As far as her legal obligations goes, the Texas Penal Code sets out the offence of Interference with child custody:
(a) A person commits an offense if the person takes or retains a child younger than 18 years when the person: (1) knows that the person’s taking or retention violates the express terms of a judgment or order of a court disposing of the child’s custody; or (2) has not been awarded custody of the child by a court of competent jurisdiction, knows that a suit for divorce or a civil suit or application for habeas corpus to dispose of the child’s custody has been filed, and takes the child out to the geographic area of the counties composing the judicial district if the court is a district court of the county if the court is a statutory county court, without the permission of the court and with the intend to deprive the court of authority over the child.
(b) A noncustodial parent commits an offense if, with the intent to interfere with the lawful custody of a child younger than 18 years, the noncustodial parent knowingly entices or persuades the children to leave the custody of the custodial parent, guardian, or person standing in the stead of the custodial parent or guardian of the child.
(c) It is a defense to prosecution under Subsection (a)(2) that the actor returned the child to the geographic area of the counties composing the judicial district if the court is a district court of if the court is statutory county court, within three days after the date of the commission of the offense.
(d) An offense under this section is a state jail felony.
[Tex.
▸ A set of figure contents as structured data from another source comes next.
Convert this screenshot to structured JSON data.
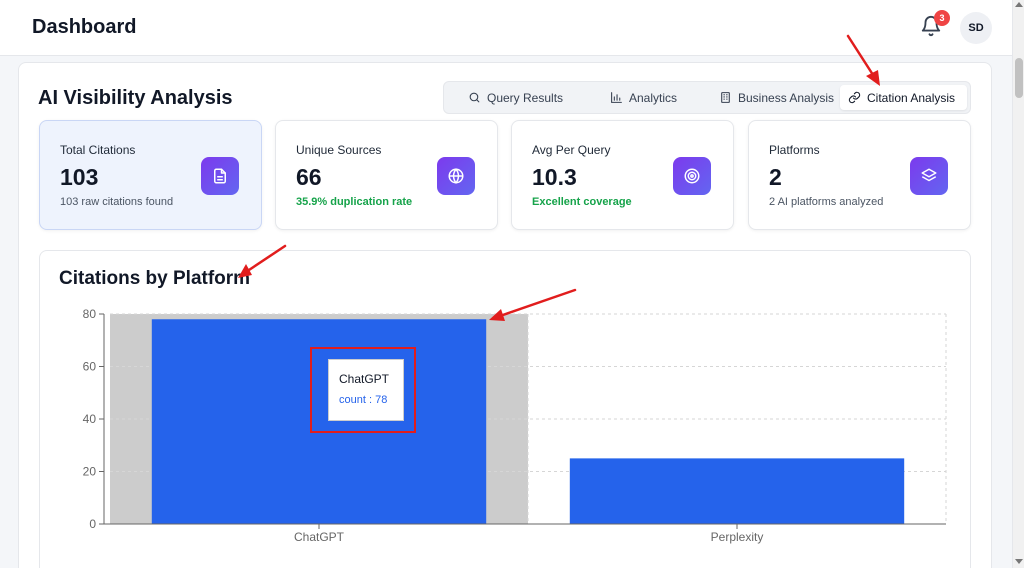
{
  "header": {
    "title": "Dashboard",
    "notification_count": "3",
    "avatar_initials": "SD"
  },
  "section": {
    "title": "AI Visibility Analysis"
  },
  "tabs": [
    {
      "label": "Query Results",
      "icon": "search-icon",
      "active": false
    },
    {
      "label": "Analytics",
      "icon": "bar-chart-icon",
      "active": false
    },
    {
      "label": "Business Analysis",
      "icon": "building-icon",
      "active": false
    },
    {
      "label": "Citation Analysis",
      "icon": "link-icon",
      "active": true
    }
  ],
  "stats": [
    {
      "label": "Total Citations",
      "value": "103",
      "sub": "103 raw citations found",
      "icon": "document-icon"
    },
    {
      "label": "Unique Sources",
      "value": "66",
      "sub": "35.9% duplication rate",
      "icon": "globe-icon"
    },
    {
      "label": "Avg Per Query",
      "value": "10.3",
      "sub": "Excellent coverage",
      "icon": "target-icon"
    },
    {
      "label": "Platforms",
      "value": "2",
      "sub": "2 AI platforms analyzed",
      "icon": "layers-icon"
    }
  ],
  "chart": {
    "title": "Citations by Platform"
  },
  "chart_data": {
    "type": "bar",
    "categories": [
      "ChatGPT",
      "Perplexity"
    ],
    "values": [
      78,
      25
    ],
    "ylim": [
      0,
      80
    ],
    "yticks": [
      0,
      20,
      40,
      60,
      80
    ],
    "grid": true,
    "bar_color": "#2563eb",
    "hovered_category": "ChatGPT"
  },
  "tooltip": {
    "name": "ChatGPT",
    "value_text": "count : 78"
  },
  "colors": {
    "accent": "#2563eb",
    "icon_gradient_start": "#7c3aed",
    "icon_gradient_end": "#6366f1",
    "success": "#16a34a",
    "badge": "#ef4444",
    "annotation": "#e11d1d"
  }
}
Penal Code 25.03]
There if very little case law on this subject but one court attempted to set out some guidelines: In Ex parte Morgan, 886 S.W. 2d (Tex. App—Amarillo 1994, no writ), this court ruled that a parent could not be held in contempt where she passively failed to insist that her children visit their father, but not seek to impede the visitation or encourage the children to resist it. The court stated that if “a parent has encourage minor children to resist court ordered visitation with the other parent, the line has been crossed between passivity, which is punishable by contempt, and overt conduct, which would be punishable. Again, the well-being of the children is served by both parents’ encouragement to the children to love and respect the other parent.”
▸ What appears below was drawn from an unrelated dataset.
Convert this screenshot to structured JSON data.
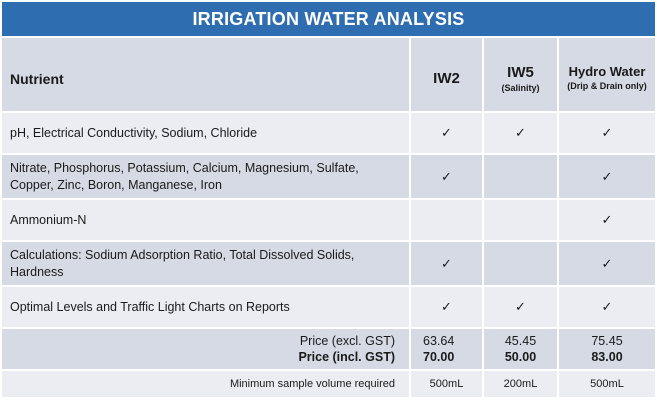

Within the spectrum of visitation disputes, there may be instances in which: (1) a parent actively discourage or impedes visitation; (2) a parent passively fails to insist that a child comply with visitation; or (3) a parent is legitimately unable to compel a child to comply with visitation. The courts have held that the defense of involuntary inability to comply applies only to the third alternative, and not to the first two. Ex parte Rosser, 889 S.W. 2d 382, 386 (Tex. App.-Houston[14th Dist.], 1995, no writ).
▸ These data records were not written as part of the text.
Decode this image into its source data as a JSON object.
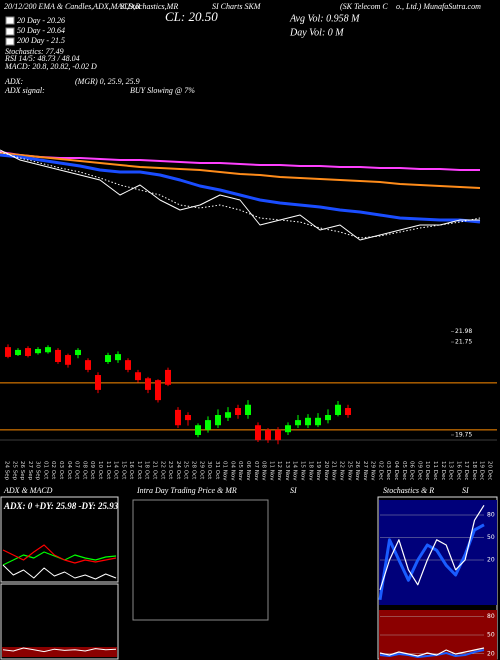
{
  "header": {
    "title_parts": [
      "20/12/200 EMA & Candles,ADX,MACD,R",
      "SI,Stochastics,MR",
      "SI Charts SKM",
      "(SK Telecom C",
      "o., Ltd.) MunafaSutra.com"
    ],
    "close": "CL: 20.50",
    "avg_vol": "Avg Vol: 0.958 M",
    "day_vol": "Day Vol: 0 M",
    "legend": [
      "20 Day - 20.26",
      "50 Day - 20.64",
      "200 Day - 21.5",
      "Stochastics: 77.49",
      "RSI 14/5: 48.73 / 48.04",
      "MACD: 20.8, 20.82, -0.02 D"
    ],
    "adx": "ADX:",
    "adx_value": "(MGR) 0, 25.9, 25.9",
    "adx_signal": "ADX signal:",
    "adx_signal_value": "BUY Slowing @ 7%"
  },
  "chart_data": [
    {
      "type": "line",
      "ylim": [
        18.1,
        22.5
      ],
      "series": [
        {
          "color": "#ff40ff",
          "values": [
            22.42,
            22.3,
            22.22,
            22.18,
            22.18,
            22.14,
            22.1,
            22.1,
            22.06,
            22.02,
            21.98,
            21.98,
            21.94,
            21.9,
            21.9,
            21.86,
            21.86,
            21.82,
            21.82,
            21.78,
            21.78,
            21.74,
            21.74,
            21.7,
            21.7
          ]
        },
        {
          "color": "#ff8c1a",
          "values": [
            22.38,
            22.3,
            22.22,
            22.14,
            22.06,
            21.98,
            21.9,
            21.82,
            21.78,
            21.74,
            21.7,
            21.62,
            21.54,
            21.5,
            21.42,
            21.38,
            21.34,
            21.3,
            21.26,
            21.22,
            21.14,
            21.1,
            21.06,
            21.02,
            20.98
          ]
        },
        {
          "color": "#1a4dff",
          "values": [
            22.3,
            22.22,
            22.1,
            21.98,
            21.86,
            21.7,
            21.62,
            21.62,
            21.5,
            21.3,
            21.06,
            20.9,
            20.7,
            20.5,
            20.38,
            20.3,
            20.22,
            20.1,
            20.02,
            19.9,
            19.78,
            19.74,
            19.7,
            19.7,
            19.62
          ]
        },
        {
          "color": "#ffffff",
          "values": [
            22.5,
            22.1,
            21.9,
            21.7,
            21.5,
            21.3,
            20.7,
            21.1,
            20.5,
            20.1,
            20.3,
            20.7,
            20.5,
            19.5,
            19.7,
            19.9,
            19.3,
            19.5,
            18.9,
            19.1,
            19.3,
            19.5,
            19.5,
            19.7,
            19.7
          ]
        },
        {
          "color": "#ffffff",
          "dash": true,
          "values": [
            22.42,
            22.18,
            21.98,
            21.78,
            21.62,
            21.38,
            21.1,
            20.9,
            20.7,
            20.3,
            20.18,
            20.3,
            20.1,
            19.78,
            19.7,
            19.62,
            19.38,
            19.22,
            18.98,
            19.06,
            19.22,
            19.38,
            19.5,
            19.62,
            19.78
          ]
        }
      ]
    },
    {
      "type": "candlestick",
      "ylim": [
        19.3,
        22.0
      ],
      "yticks": [
        21.98,
        21.75,
        19.75
      ],
      "grid": false,
      "up_color": "#00ff00",
      "down_color": "#ff0000",
      "hline_color": "#ff8c00",
      "hlines": [
        20.87,
        19.86
      ],
      "open": [
        21.64,
        21.47,
        21.62,
        21.51,
        21.53,
        21.58,
        21.47,
        21.47,
        21.36,
        21.04,
        21.32,
        21.36,
        21.36,
        21.1,
        20.97,
        20.93,
        21.15,
        20.29,
        20.18,
        19.75,
        19.86,
        19.96,
        20.12,
        20.33,
        20.18,
        19.96,
        19.86,
        19.86,
        19.81,
        19.96,
        19.96,
        19.96,
        20.07,
        20.18,
        20.33
      ],
      "high": [
        21.7,
        21.62,
        21.66,
        21.64,
        21.68,
        21.62,
        21.5,
        21.62,
        21.4,
        21.1,
        21.52,
        21.55,
        21.4,
        21.15,
        21.0,
        20.95,
        21.2,
        20.35,
        20.24,
        20.0,
        20.15,
        20.3,
        20.35,
        20.4,
        20.5,
        20.02,
        19.9,
        19.92,
        20.02,
        20.18,
        20.2,
        20.22,
        20.3,
        20.48,
        20.4
      ],
      "low": [
        21.4,
        21.45,
        21.42,
        21.48,
        21.5,
        21.28,
        21.2,
        21.4,
        21.1,
        20.65,
        21.28,
        21.3,
        21.1,
        20.88,
        20.65,
        20.45,
        20.8,
        19.9,
        19.95,
        19.7,
        19.8,
        19.9,
        20.05,
        20.1,
        20.1,
        19.6,
        19.58,
        19.55,
        19.75,
        19.9,
        19.9,
        19.92,
        20.0,
        20.15,
        20.12
      ],
      "close": [
        21.43,
        21.58,
        21.45,
        21.6,
        21.64,
        21.32,
        21.26,
        21.58,
        21.15,
        20.72,
        21.47,
        21.49,
        21.15,
        20.93,
        20.72,
        20.5,
        20.83,
        19.96,
        20.07,
        19.96,
        20.07,
        20.18,
        20.24,
        20.18,
        20.4,
        19.64,
        19.64,
        19.64,
        19.96,
        20.07,
        20.12,
        20.12,
        20.18,
        20.4,
        20.18
      ]
    },
    {
      "type": "axis",
      "categories": [
        "24 Sep",
        "25 Sep",
        "26 Sep",
        "27 Sep",
        "30 Sep",
        "01 Oct",
        "02 Oct",
        "03 Oct",
        "04 Oct",
        "07 Oct",
        "08 Oct",
        "09 Oct",
        "10 Oct",
        "11 Oct",
        "14 Oct",
        "15 Oct",
        "16 Oct",
        "17 Oct",
        "18 Oct",
        "21 Oct",
        "22 Oct",
        "23 Oct",
        "24 Oct",
        "25 Oct",
        "28 Oct",
        "29 Oct",
        "30 Oct",
        "31 Oct",
        "01 Nov",
        "04 Nov",
        "05 Nov",
        "06 Nov",
        "07 Nov",
        "08 Nov",
        "11 Nov",
        "12 Nov",
        "13 Nov",
        "14 Nov",
        "15 Nov",
        "18 Nov",
        "19 Nov",
        "20 Nov",
        "21 Nov",
        "22 Nov",
        "25 Nov",
        "26 Nov",
        "27 Nov",
        "29 Nov",
        "02 Dec",
        "03 Dec",
        "04 Dec",
        "05 Dec",
        "06 Dec",
        "09 Dec",
        "10 Dec",
        "11 Dec",
        "12 Dec",
        "13 Dec",
        "16 Dec",
        "17 Dec",
        "18 Dec",
        "19 Dec",
        "20 Dec"
      ]
    },
    {
      "type": "line",
      "title": "ADX & MACD",
      "label": "ADX: 0 +DY: 25.98 -DY: 25.93",
      "ylim": [
        0,
        50
      ],
      "series": [
        {
          "color": "#00ff00",
          "values": [
            10,
            13.3,
            16.7,
            14.7,
            18.7,
            16,
            13.3,
            16.7,
            14.7,
            13.3,
            15.3,
            16
          ]
        },
        {
          "color": "#ff0000",
          "values": [
            20,
            16.7,
            13.3,
            18.7,
            23.3,
            16.7,
            13.3,
            11.3,
            13.3,
            12,
            13.3,
            14.7
          ]
        },
        {
          "color": "#ffffff",
          "values": [
            10,
            3.3,
            6.7,
            1.3,
            8,
            2.7,
            5.3,
            1.3,
            3.3,
            0.7,
            4,
            1.3
          ]
        }
      ]
    },
    {
      "type": "line",
      "ylim": [
        -0.5,
        0.5
      ],
      "series": [
        {
          "color": "#ffffff",
          "values": [
            -0.33,
            -0.35,
            -0.3,
            -0.33,
            -0.36,
            -0.32,
            -0.34,
            -0.33,
            -0.35,
            -0.31,
            -0.33,
            -0.32
          ]
        }
      ]
    },
    {
      "type": "panel",
      "title": "Intra Day Trading Price & MR",
      "title2": "SI"
    },
    {
      "type": "line",
      "title": "Stochastics & R",
      "title2": "SI",
      "background": "#00007a",
      "ylim": [
        -40,
        100
      ],
      "yticks": [
        80,
        50,
        20
      ],
      "grid": true,
      "series": [
        {
          "color": "#1a5cff",
          "values": [
            -33,
            47,
            20,
            -7,
            20,
            40,
            33,
            13,
            0,
            27,
            60,
            67
          ]
        },
        {
          "color": "#ffffff",
          "values": [
            -20,
            20,
            47,
            7,
            -13,
            20,
            47,
            40,
            7,
            20,
            73,
            93
          ]
        }
      ]
    },
    {
      "type": "line",
      "background": "#8b0000",
      "ylim": [
        10,
        90
      ],
      "yticks": [
        80,
        50,
        20
      ],
      "grid": true,
      "series": [
        {
          "color": "#1a5cff",
          "values": [
            18,
            16.4,
            19.6,
            18,
            14.8,
            16.4,
            18,
            21.2,
            16.4,
            18,
            22.8,
            26
          ]
        },
        {
          "color": "#ffffff",
          "values": [
            21.2,
            18,
            22.8,
            19.6,
            16.4,
            21.2,
            18,
            26,
            19.6,
            22.8,
            26,
            29.2
          ]
        }
      ]
    }
  ]
}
While I see nothing in the law that says the mother is required to drag a child to his father’s car and put him in the front seat, the mother should do everything to encourage the visitation within reason as this is best for the child and make the child available at your front door at the designated time. The mother has an obligation to put her own feelings aside and do truly EVERYTHING as a parent she can to foster a positive relationship and get the children to go with the dad. The Court in the Ex Parte Morgan case clearly stated this obligation: "It is imperative that both parents recognize that their personal feelings must be submerged in cary8ing out their responsibility to obey the law and, by doing so, demonstrate to their children that they should do so as well." ( 831).